In the commercial world the cost of everything is generally in decline, and particularly so when it’s remembered how much better most products and services are today relative to say, the Cold War era. Why would arms be different, and if the answer is that we can’t hold the military or defense contractors up to market standards, well...
It’s a long way of saying that a focus on defense outlays as a measure of GDP isn’t just fallacious and wasteful, it’s also possibly a signal of creeping sclerosis within an arm of the federal government that would ideally be most unlike government. Put another way, China’s rising military effectiveness despite much less military spending arguably makes a case for substantial reductions in military spending as a way of paradoxically improving the overall product.

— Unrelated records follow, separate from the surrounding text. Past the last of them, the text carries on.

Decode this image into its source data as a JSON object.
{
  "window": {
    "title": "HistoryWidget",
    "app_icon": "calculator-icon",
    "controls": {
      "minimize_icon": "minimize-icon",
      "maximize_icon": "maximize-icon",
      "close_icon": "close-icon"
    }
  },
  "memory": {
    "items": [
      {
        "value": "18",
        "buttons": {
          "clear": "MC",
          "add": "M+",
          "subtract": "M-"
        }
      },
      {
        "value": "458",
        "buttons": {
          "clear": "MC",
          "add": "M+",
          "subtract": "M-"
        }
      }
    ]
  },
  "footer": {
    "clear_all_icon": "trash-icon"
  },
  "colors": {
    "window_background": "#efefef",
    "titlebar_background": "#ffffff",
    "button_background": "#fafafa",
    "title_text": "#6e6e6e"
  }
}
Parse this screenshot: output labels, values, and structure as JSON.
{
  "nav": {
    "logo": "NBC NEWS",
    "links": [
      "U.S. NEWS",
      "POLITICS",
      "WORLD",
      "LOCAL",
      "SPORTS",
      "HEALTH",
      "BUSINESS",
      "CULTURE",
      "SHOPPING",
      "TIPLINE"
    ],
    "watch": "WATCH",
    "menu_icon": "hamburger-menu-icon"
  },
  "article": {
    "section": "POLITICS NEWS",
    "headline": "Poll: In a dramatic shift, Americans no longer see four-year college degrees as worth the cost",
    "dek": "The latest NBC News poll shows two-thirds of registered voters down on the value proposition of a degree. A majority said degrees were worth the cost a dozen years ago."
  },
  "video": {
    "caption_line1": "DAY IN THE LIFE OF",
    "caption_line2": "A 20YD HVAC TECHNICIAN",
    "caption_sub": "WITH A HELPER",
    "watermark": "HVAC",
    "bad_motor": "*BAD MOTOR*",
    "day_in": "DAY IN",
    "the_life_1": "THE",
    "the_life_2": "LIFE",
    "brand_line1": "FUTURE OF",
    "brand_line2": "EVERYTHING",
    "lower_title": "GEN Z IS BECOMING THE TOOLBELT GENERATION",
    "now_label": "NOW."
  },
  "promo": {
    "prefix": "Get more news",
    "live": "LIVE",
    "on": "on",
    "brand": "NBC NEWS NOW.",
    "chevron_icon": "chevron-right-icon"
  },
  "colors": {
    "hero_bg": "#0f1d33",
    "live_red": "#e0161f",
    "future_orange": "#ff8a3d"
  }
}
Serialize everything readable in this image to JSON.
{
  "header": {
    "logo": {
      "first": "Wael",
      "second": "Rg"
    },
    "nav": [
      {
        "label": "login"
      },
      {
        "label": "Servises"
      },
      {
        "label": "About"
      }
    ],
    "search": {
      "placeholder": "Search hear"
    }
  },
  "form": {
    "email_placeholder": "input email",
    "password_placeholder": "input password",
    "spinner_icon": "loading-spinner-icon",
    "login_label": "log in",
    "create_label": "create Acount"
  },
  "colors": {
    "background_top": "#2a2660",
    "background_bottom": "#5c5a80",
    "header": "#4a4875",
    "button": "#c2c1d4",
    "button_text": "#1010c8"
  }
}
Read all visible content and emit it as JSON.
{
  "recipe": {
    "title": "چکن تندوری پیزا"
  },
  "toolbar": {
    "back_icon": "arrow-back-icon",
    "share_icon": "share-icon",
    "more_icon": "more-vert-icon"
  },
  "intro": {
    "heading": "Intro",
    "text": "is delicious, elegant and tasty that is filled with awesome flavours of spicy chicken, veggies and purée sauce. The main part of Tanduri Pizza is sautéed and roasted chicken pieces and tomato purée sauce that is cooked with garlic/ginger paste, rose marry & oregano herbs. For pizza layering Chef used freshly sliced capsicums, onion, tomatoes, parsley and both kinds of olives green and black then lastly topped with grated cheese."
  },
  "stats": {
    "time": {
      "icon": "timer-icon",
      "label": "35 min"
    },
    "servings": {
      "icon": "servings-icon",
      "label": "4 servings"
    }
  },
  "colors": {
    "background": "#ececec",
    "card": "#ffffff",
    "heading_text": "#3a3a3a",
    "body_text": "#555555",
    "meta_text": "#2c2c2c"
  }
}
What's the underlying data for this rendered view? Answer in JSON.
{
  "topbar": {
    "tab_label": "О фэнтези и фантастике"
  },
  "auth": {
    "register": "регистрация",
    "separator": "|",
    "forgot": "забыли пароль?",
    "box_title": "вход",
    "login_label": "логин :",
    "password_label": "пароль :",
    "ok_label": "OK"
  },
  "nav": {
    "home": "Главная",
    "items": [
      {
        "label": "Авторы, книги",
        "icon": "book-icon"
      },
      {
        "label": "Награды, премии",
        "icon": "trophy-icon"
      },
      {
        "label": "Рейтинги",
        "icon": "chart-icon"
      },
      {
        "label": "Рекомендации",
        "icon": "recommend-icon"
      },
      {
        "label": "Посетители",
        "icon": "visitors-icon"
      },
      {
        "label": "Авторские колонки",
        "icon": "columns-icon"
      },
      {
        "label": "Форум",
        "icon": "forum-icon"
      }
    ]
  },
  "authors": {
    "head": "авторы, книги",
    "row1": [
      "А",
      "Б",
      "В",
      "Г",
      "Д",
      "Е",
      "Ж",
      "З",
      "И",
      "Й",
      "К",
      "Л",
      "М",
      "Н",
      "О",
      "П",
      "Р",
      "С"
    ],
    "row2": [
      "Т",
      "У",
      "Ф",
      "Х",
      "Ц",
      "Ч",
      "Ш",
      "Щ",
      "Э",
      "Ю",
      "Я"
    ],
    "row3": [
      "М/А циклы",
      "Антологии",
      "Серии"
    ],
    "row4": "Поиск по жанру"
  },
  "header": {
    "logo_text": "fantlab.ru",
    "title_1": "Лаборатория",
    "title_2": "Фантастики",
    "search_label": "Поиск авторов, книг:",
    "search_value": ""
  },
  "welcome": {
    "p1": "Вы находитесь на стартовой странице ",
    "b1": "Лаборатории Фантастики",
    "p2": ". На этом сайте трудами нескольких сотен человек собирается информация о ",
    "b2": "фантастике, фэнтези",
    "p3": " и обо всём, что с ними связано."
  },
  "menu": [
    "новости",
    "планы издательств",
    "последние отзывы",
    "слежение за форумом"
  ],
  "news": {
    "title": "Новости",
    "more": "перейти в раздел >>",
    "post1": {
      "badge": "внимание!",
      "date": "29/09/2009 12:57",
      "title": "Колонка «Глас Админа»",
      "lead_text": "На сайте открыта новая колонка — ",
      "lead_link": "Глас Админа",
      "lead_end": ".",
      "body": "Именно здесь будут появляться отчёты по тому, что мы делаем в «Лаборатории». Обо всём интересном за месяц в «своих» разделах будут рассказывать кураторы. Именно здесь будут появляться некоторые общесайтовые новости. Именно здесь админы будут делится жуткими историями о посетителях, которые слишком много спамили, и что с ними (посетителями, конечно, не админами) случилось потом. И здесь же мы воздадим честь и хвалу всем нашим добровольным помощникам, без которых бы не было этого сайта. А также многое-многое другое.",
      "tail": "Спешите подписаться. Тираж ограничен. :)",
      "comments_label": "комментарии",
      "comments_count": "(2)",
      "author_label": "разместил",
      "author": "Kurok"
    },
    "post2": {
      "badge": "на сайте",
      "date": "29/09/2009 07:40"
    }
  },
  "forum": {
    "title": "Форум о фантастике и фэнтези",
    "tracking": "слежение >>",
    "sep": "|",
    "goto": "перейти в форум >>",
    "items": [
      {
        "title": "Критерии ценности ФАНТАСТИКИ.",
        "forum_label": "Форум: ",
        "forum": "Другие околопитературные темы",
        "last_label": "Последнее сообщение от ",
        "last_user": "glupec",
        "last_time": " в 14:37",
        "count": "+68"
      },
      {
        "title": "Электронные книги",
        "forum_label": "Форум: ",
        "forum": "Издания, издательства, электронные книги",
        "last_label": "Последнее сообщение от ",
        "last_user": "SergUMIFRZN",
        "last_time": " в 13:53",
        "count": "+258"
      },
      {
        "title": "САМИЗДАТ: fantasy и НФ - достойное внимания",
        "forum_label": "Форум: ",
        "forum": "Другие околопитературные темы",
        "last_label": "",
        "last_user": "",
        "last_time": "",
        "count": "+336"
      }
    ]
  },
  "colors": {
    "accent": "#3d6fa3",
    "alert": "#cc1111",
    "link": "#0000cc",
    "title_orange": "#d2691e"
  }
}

Notable about the Post editorial was that a few days after its publication, an editorial in the Wall Street Journal lamented that “The U.S. isn’t meeting the 5% of GDP standard for defense that Mr. Trump demanded for NATO.” Somewhat parallel to the Post, the Journal editorial views sub 5% spending as a “national liability” without acknowledging that 5% of anything U.S. GDP is another century relative to other countries.
And it’s also not the point. Conservatives have long argued that government spending is not just frequently wasteful, but that it drives enervating inefficiencies within its recipients. Unknown is why what’s true for every other governmental branch isn’t true for the military.